Lexibar et Antidote : des logiciels complémentaires en orthopédagogie
Les outils technologiques ont démontré au fil des ans leur efficacité à soutenir les élèves ayant des troubles d’apprentissage. L’orthopédagogue Eugénie Pettigrew-Leydier prône leur accès universel tout au long du parcours scolaire.
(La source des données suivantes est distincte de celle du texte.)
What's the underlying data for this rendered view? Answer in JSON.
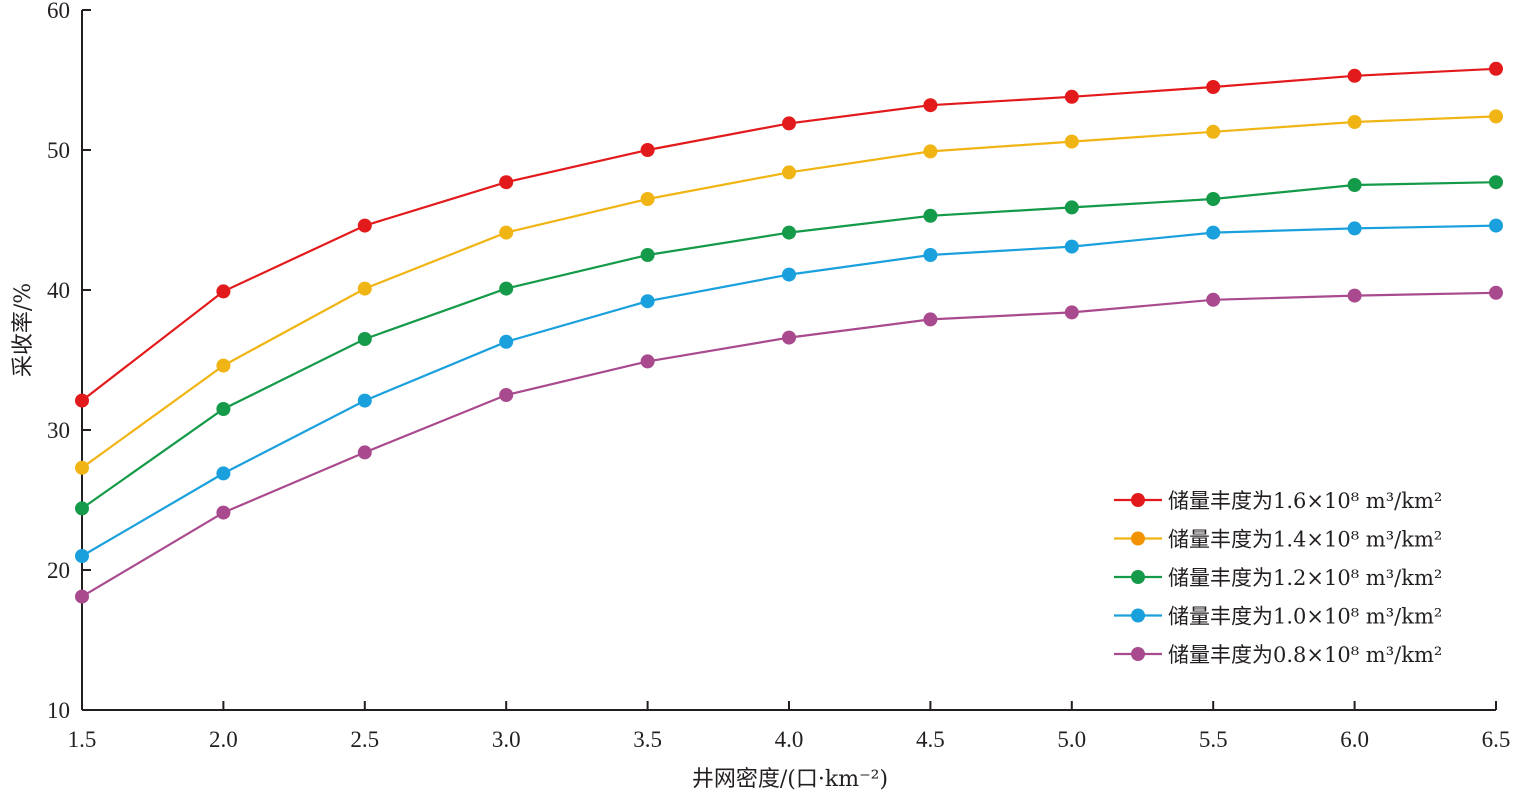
{
  "chart_data": {
    "type": "line",
    "xlabel": "井网密度/(口·km⁻²)",
    "ylabel": "采收率/%",
    "xlim": [
      1.5,
      6.5
    ],
    "ylim": [
      10,
      60
    ],
    "x_ticks": [
      "1.5",
      "2.0",
      "2.5",
      "3.0",
      "3.5",
      "4.0",
      "4.5",
      "5.0",
      "5.5",
      "6.0",
      "6.5"
    ],
    "y_ticks": [
      "10",
      "20",
      "30",
      "40",
      "50",
      "60"
    ],
    "x": [
      1.5,
      2.0,
      2.5,
      3.0,
      3.5,
      4.0,
      4.5,
      5.0,
      5.5,
      6.0,
      6.5
    ],
    "grid": false,
    "legend_position": "bottom-right",
    "series": [
      {
        "name": "储量丰度为1.6×10⁸ m³/km²",
        "color": "#e31a1c",
        "values": [
          32.1,
          39.9,
          44.6,
          47.7,
          50.0,
          51.9,
          53.2,
          53.8,
          54.5,
          55.3,
          55.8
        ]
      },
      {
        "name": "储量丰度为1.4×10⁸ m³/km²",
        "color": "#f0b514",
        "values": [
          27.3,
          34.6,
          40.1,
          44.1,
          46.5,
          48.4,
          49.9,
          50.6,
          51.3,
          52.0,
          52.4
        ]
      },
      {
        "name": "储量丰度为1.2×10⁸ m³/km²",
        "color": "#149a48",
        "values": [
          24.4,
          31.5,
          36.5,
          40.1,
          42.5,
          44.1,
          45.3,
          45.9,
          46.5,
          47.5,
          47.7
        ]
      },
      {
        "name": "储量丰度为1.0×10⁸ m³/km²",
        "color": "#1aa0dc",
        "values": [
          21.0,
          26.9,
          32.1,
          36.3,
          39.2,
          41.1,
          42.5,
          43.1,
          44.1,
          44.4,
          44.6
        ]
      },
      {
        "name": "储量丰度为0.8×10⁸ m³/km²",
        "color": "#a94a8e",
        "values": [
          18.1,
          24.1,
          28.4,
          32.5,
          34.9,
          36.6,
          37.9,
          38.4,
          39.3,
          39.6,
          39.8
        ]
      }
    ],
    "legend_marker_colors": [
      "#e31a1c",
      "#f39200",
      "#149a48",
      "#1aa0dc",
      "#a94a8e"
    ]
  }
}
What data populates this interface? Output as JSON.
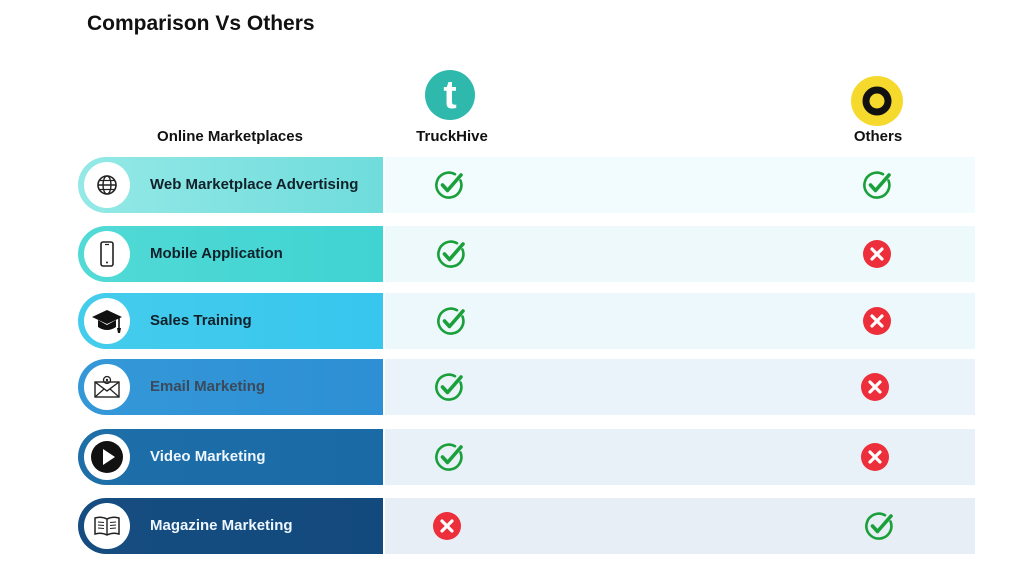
{
  "title": "Comparison Vs Others",
  "headers": {
    "feature_col": "Online Marketplaces",
    "brand_a": "TruckHive",
    "brand_b": "Others",
    "brand_a_logo_letter": "t"
  },
  "colors": {
    "check": "#1aa03a",
    "cross": "#ec2f3a",
    "brand_a_logo": "#2fb9ac",
    "brand_b_logo": "#f5d92c"
  },
  "rows": [
    {
      "label": "Web Marketplace Advertising",
      "icon": "globe-icon",
      "truckhive": "check",
      "others": "check"
    },
    {
      "label": "Mobile Application",
      "icon": "smartphone-icon",
      "truckhive": "check",
      "others": "cross"
    },
    {
      "label": "Sales Training",
      "icon": "graduation-cap-icon",
      "truckhive": "check",
      "others": "cross"
    },
    {
      "label": "Email Marketing",
      "icon": "envelope-icon",
      "truckhive": "check",
      "others": "cross"
    },
    {
      "label": "Video Marketing",
      "icon": "play-icon",
      "truckhive": "check",
      "others": "cross"
    },
    {
      "label": "Magazine Marketing",
      "icon": "open-book-icon",
      "truckhive": "cross",
      "others": "check"
    }
  ]
}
Elle fait cependant valoir l’importance d’un encadrement personnalisé pour veiller à leur bonne maitrise et assurer des effets positifs durables.
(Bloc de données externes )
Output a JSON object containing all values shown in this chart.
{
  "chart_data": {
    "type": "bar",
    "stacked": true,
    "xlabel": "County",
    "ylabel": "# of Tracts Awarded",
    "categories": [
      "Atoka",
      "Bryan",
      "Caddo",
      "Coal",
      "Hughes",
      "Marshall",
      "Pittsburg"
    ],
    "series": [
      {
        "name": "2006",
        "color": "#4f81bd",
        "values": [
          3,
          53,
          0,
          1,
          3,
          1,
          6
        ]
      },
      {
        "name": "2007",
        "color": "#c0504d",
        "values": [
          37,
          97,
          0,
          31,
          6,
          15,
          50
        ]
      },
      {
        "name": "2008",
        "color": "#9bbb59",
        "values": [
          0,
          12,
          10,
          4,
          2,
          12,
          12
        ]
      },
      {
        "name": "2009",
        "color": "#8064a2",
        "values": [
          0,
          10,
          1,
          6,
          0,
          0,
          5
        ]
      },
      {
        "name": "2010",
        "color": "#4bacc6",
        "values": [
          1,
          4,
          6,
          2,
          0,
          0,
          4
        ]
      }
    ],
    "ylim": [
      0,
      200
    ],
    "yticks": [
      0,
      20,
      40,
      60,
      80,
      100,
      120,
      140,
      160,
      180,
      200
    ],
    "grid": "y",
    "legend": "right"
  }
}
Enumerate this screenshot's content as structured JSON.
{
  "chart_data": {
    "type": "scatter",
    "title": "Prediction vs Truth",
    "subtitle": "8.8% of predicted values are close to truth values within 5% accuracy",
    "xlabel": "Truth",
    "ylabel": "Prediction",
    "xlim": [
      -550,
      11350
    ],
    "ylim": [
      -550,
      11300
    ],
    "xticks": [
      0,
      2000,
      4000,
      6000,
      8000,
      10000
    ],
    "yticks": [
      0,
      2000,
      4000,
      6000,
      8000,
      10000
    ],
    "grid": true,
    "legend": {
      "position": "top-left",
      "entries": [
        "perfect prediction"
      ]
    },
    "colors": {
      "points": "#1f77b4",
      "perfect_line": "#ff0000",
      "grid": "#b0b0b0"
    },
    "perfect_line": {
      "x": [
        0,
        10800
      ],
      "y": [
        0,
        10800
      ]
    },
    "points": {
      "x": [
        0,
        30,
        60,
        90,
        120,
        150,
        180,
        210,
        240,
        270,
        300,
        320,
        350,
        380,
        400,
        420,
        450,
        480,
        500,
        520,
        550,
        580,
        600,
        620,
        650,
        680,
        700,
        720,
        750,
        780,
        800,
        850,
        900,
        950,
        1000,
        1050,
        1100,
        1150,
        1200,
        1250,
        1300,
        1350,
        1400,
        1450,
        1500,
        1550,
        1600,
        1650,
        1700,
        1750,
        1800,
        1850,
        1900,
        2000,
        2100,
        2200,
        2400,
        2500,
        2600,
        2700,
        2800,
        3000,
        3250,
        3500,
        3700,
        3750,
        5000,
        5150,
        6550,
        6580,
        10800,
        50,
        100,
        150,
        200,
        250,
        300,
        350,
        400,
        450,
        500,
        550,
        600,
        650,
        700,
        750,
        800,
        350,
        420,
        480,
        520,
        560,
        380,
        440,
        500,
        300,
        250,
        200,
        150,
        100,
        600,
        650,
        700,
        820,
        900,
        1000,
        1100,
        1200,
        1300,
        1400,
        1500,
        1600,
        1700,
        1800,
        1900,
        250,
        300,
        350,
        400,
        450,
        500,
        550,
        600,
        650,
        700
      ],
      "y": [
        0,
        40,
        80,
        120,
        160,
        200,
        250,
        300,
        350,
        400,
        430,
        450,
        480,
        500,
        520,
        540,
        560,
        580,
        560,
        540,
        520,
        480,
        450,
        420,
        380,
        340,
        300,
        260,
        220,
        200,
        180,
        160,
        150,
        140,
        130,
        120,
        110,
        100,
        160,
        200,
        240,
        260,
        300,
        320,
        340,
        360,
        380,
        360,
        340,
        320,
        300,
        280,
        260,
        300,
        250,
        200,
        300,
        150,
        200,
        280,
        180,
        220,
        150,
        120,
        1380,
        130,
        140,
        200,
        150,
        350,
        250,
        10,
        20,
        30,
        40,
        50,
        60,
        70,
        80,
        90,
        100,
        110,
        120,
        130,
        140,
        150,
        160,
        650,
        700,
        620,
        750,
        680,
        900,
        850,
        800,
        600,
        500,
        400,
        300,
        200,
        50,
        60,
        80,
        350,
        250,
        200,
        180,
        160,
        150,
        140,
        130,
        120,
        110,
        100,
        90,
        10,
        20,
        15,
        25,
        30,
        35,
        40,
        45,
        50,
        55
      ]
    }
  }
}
Cet article présente deux logiciels qu’elle utilise au quotidien pour pallier les faiblesses en lecture et en écriture : Lexibar et Antidote. Elle nous explique comment leurs fonctions respectives lui permettent d’adapter ses interventions selon l’évolution des élèves et aident ces derniers à développer leur autonomie. Découvrez également trois cas de figure qui illustrent la complémentarité des deux outils.
Deux logiciels pour développer l’autonomie en écriture
Les logiciels d’aide à l’écriture se révèlent indispensables pour parfaire les connaissances des élèves présentant des troubles d’apprentissage, mais également pour stimuler leur motivation et valoriser leur potentiel.
« Le mode d’évaluation dans le système scolaire est basé sur la lecture et l’écriture, remarque Eugénie Pettigrew-Leydier, ce qui pénalise les élèves pour qui cela représente une faiblesse. Plusieurs se retrouvent en situation d’échec, alors qu’ils arrivent pourtant à bien s’exprimer verbalement, à concevoir des idées complexes ou à créer des contenus élaborés. »
Devant ce constat, la technologie n’a rien d’une béquille favorisant la paresse intellectuelle. Au contraire, son usage contribue à surmonter les difficultés. « De la même manière qu’une personne myope porte des lunettes, les élèves ont recours aux outils d’aide technologiques pour les soutenir dans leur apprentissage », poursuit Mme Pettigrew-Leydier.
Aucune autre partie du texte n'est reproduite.